Wasser TD. Acad. Psychiatry 2014; 39(1): 94-98.

Affiliation

Yale University School of Medicine, New Haven, CT, USA, tobias.wasser@yale.edu.

Copyright

(Copyright © 2014, American Psychiatric Publishing)

DOI

10.1007/s40596-014-0212-x

PMID

25098235

Abstract

OBJECTIVE: Recent evidence suggests that 25-64 % of psychiatry residents are the victims of assault by patients; only a minority, however, feel they receive adequate safety and violence training during residency. To address this disparity, the author designed, implemented, and assessed the effectiveness of a brief educational intervention focused on improving the residents' ability to recognize violence risk and increase attention to safety in the psychiatric interview.

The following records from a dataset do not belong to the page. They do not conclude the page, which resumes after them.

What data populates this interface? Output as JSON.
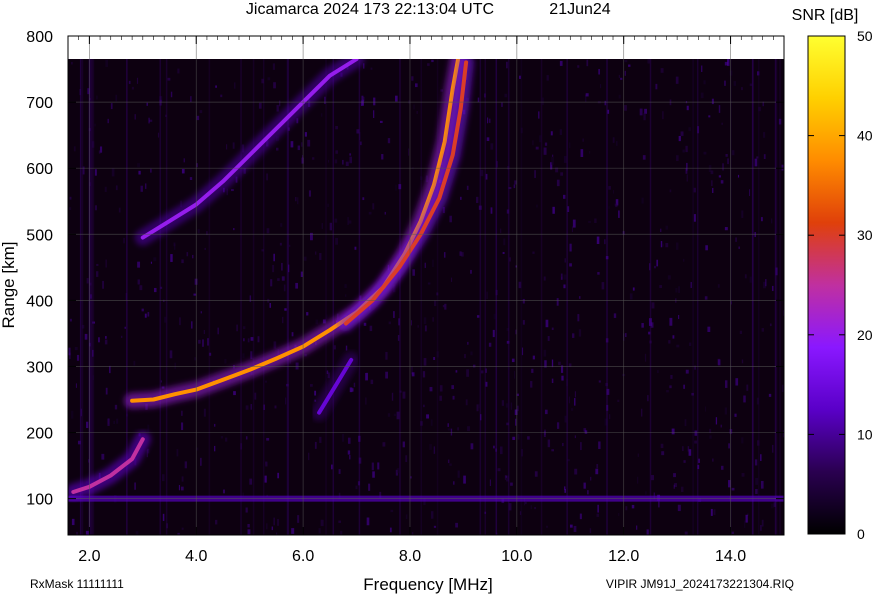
{
  "header": {
    "title": "Jicamarca 2024 173 22:13:04 UTC",
    "date": "21Jun24"
  },
  "footer": {
    "left": "RxMask 11111111",
    "right": "VIPIR  JM91J_2024173221304.RIQ"
  },
  "chart_data": {
    "type": "heatmap",
    "xlabel": "Frequency [MHz]",
    "ylabel": "Range [km]",
    "xlim": [
      1.6,
      15.0
    ],
    "ylim": [
      45,
      800
    ],
    "x_ticks": [
      "2.0",
      "4.0",
      "6.0",
      "8.0",
      "10.0",
      "12.0",
      "14.0"
    ],
    "x_tick_values": [
      2,
      4,
      6,
      8,
      10,
      12,
      14
    ],
    "y_ticks": [
      "100",
      "200",
      "300",
      "400",
      "500",
      "600",
      "700",
      "800"
    ],
    "y_tick_values": [
      100,
      200,
      300,
      400,
      500,
      600,
      700,
      800
    ],
    "grid": true,
    "colorbar": {
      "label": "SNR [dB]",
      "range": [
        0,
        50
      ],
      "ticks": [
        "0",
        "10",
        "20",
        "30",
        "40",
        "50"
      ],
      "tick_values": [
        0,
        10,
        20,
        30,
        40,
        50
      ],
      "colors": [
        "#000000",
        "#2a0050",
        "#5a00c8",
        "#8a18ff",
        "#c030a0",
        "#e0400a",
        "#ff8c00",
        "#ffd000",
        "#ffff30"
      ]
    },
    "traces": [
      {
        "feature": "O-mode F-layer trace",
        "snr_db": 38,
        "points": [
          [
            2.8,
            248
          ],
          [
            3.2,
            250
          ],
          [
            3.6,
            258
          ],
          [
            4.0,
            265
          ],
          [
            4.5,
            280
          ],
          [
            5.0,
            295
          ],
          [
            5.5,
            312
          ],
          [
            6.0,
            330
          ],
          [
            6.5,
            355
          ],
          [
            7.0,
            382
          ],
          [
            7.5,
            420
          ],
          [
            7.9,
            470
          ],
          [
            8.2,
            520
          ],
          [
            8.45,
            575
          ],
          [
            8.65,
            640
          ],
          [
            8.8,
            720
          ],
          [
            8.9,
            765
          ]
        ]
      },
      {
        "feature": "X-mode trace",
        "snr_db": 30,
        "points": [
          [
            6.8,
            365
          ],
          [
            7.3,
            400
          ],
          [
            7.8,
            450
          ],
          [
            8.2,
            500
          ],
          [
            8.55,
            555
          ],
          [
            8.8,
            620
          ],
          [
            8.95,
            690
          ],
          [
            9.05,
            760
          ]
        ]
      },
      {
        "feature": "second hop echo",
        "snr_db": 20,
        "points": [
          [
            3.0,
            495
          ],
          [
            3.5,
            520
          ],
          [
            4.0,
            545
          ],
          [
            4.5,
            580
          ],
          [
            5.0,
            620
          ],
          [
            5.5,
            660
          ],
          [
            6.0,
            700
          ],
          [
            6.5,
            740
          ],
          [
            7.0,
            765
          ]
        ]
      },
      {
        "feature": "E-layer trace",
        "snr_db": 25,
        "points": [
          [
            1.7,
            110
          ],
          [
            2.0,
            118
          ],
          [
            2.4,
            135
          ],
          [
            2.8,
            160
          ],
          [
            3.0,
            190
          ]
        ]
      },
      {
        "feature": "faint trace",
        "snr_db": 14,
        "points": [
          [
            6.3,
            230
          ],
          [
            6.6,
            270
          ],
          [
            6.9,
            310
          ]
        ]
      }
    ],
    "background_band": {
      "feature": "ground echo band",
      "range_km": 100,
      "snr_db": 12
    }
  }
}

METHODS: The subjects were 13 second-year psychiatry residents. Effectiveness was evaluated via the assessment of the residents' written responses describing their first clinical intervention after hearing a case vignette of a potentially violent patient (before and 1 month following the intervention). Responses were evaluated for any evidence of concerns for safety.

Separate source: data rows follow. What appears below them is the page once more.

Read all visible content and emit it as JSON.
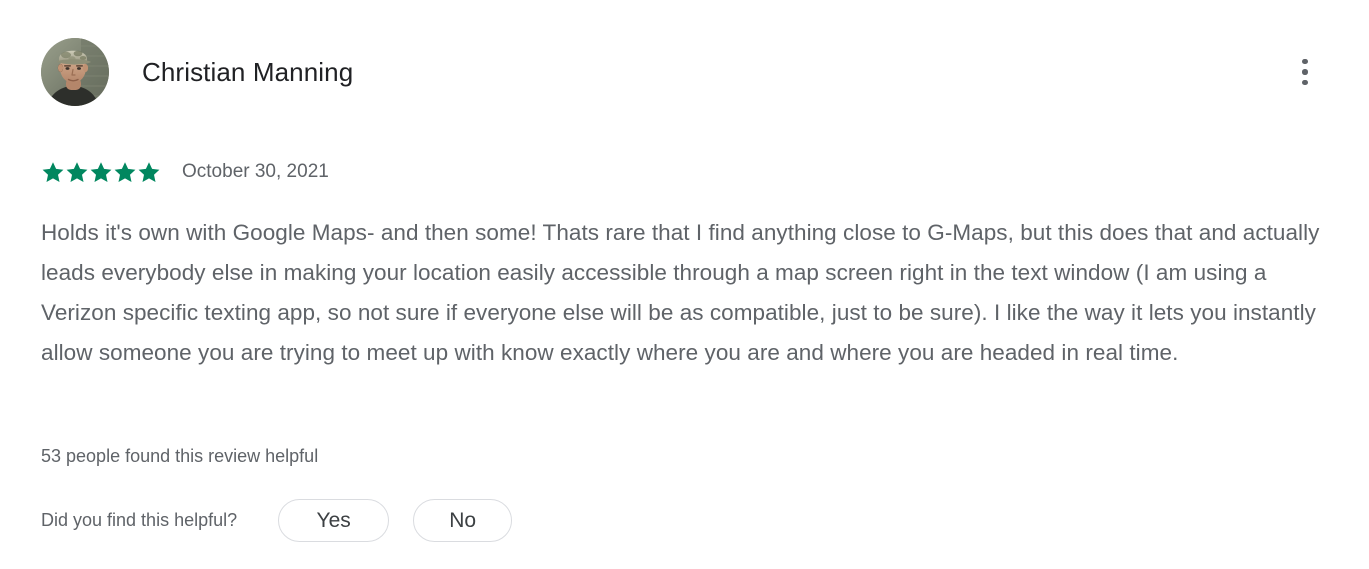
{
  "review": {
    "reviewer_name": "Christian Manning",
    "avatar_alt": "user-avatar-photo",
    "overflow_menu_label": "more-options",
    "rating": 5,
    "max_rating": 5,
    "star_glyph": "★",
    "date": "October 30, 2021",
    "text": "Holds it's own with Google Maps- and then some! Thats rare that I find anything close to G-Maps, but this does that and actually leads everybody else in making your location easily accessible through a map screen right in the text window (I am using a Verizon specific texting app, so not sure if everyone else will be as compatible, just to be sure). I like the way it lets you instantly allow someone you are trying to meet up with know exactly where you are and where you are headed in real time.",
    "helpful_count_text": "53 people found this review helpful",
    "helpful_count": 53,
    "feedback_prompt": "Did you find this helpful?",
    "yes_label": "Yes",
    "no_label": "No"
  },
  "colors": {
    "star_green": "#01875f",
    "name_text": "#202124",
    "body_text": "#5f6368",
    "button_border": "#dadce0",
    "button_text": "#3c4043",
    "background": "#ffffff"
  }
}
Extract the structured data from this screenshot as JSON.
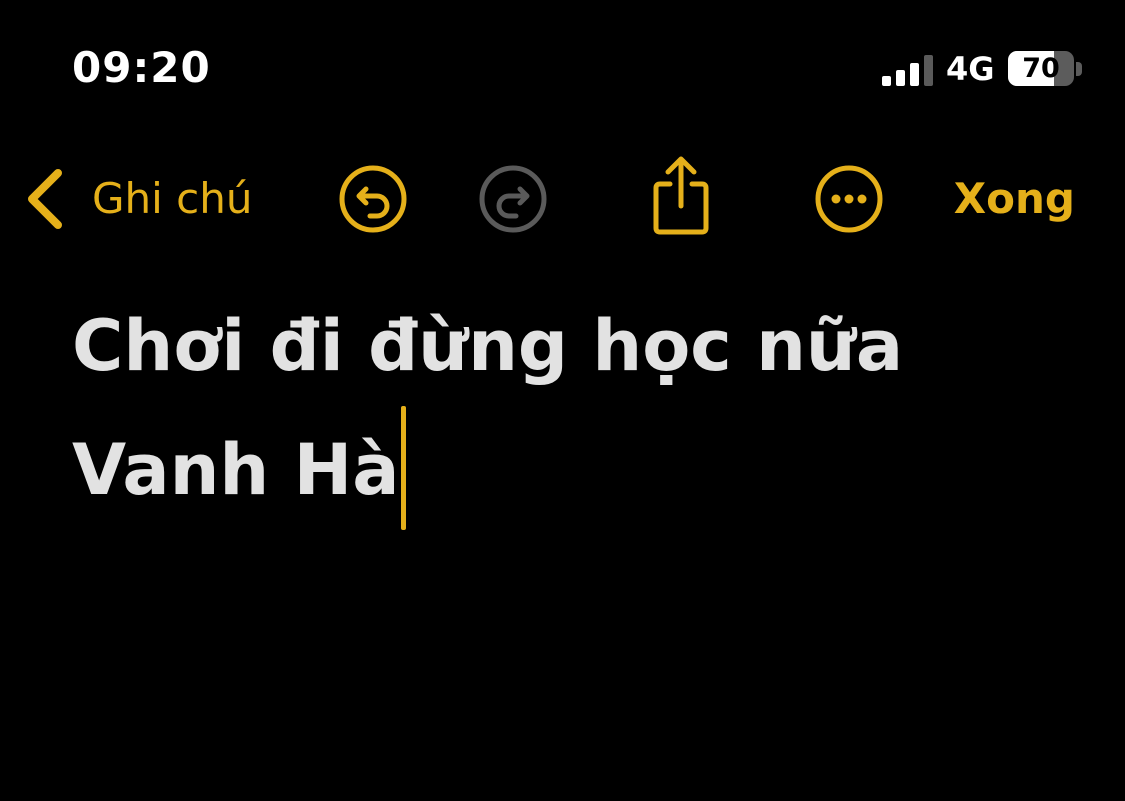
{
  "status_bar": {
    "time": "09:20",
    "network": "4G",
    "battery_level": "70",
    "battery_fraction": 0.7,
    "signal_bars_active": 3,
    "signal_bars_total": 4
  },
  "toolbar": {
    "back_label": "Ghi chú",
    "done_label": "Xong",
    "icons": [
      "chevron-left-icon",
      "undo-icon",
      "redo-icon",
      "share-icon",
      "more-icon"
    ]
  },
  "note": {
    "lines": [
      "Chơi đi đừng học nữa",
      "Vanh Hà"
    ]
  },
  "colors": {
    "accent": "#e5b01a",
    "background": "#000000",
    "text": "#e2e2e2",
    "disabled": "#5a5a5a"
  }
}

RESULTS: The number of residents citing safety concerns increased (38 to 92 %), as did the level of sophistication in their proposed interventions.

CONCLUSIONS: A brief educational intervention focused on violence risk and interview safety may be effective in increasing residents' attention to safety concerns in their clinical care, and further work will be beneficial to confirm and expand upon these findings.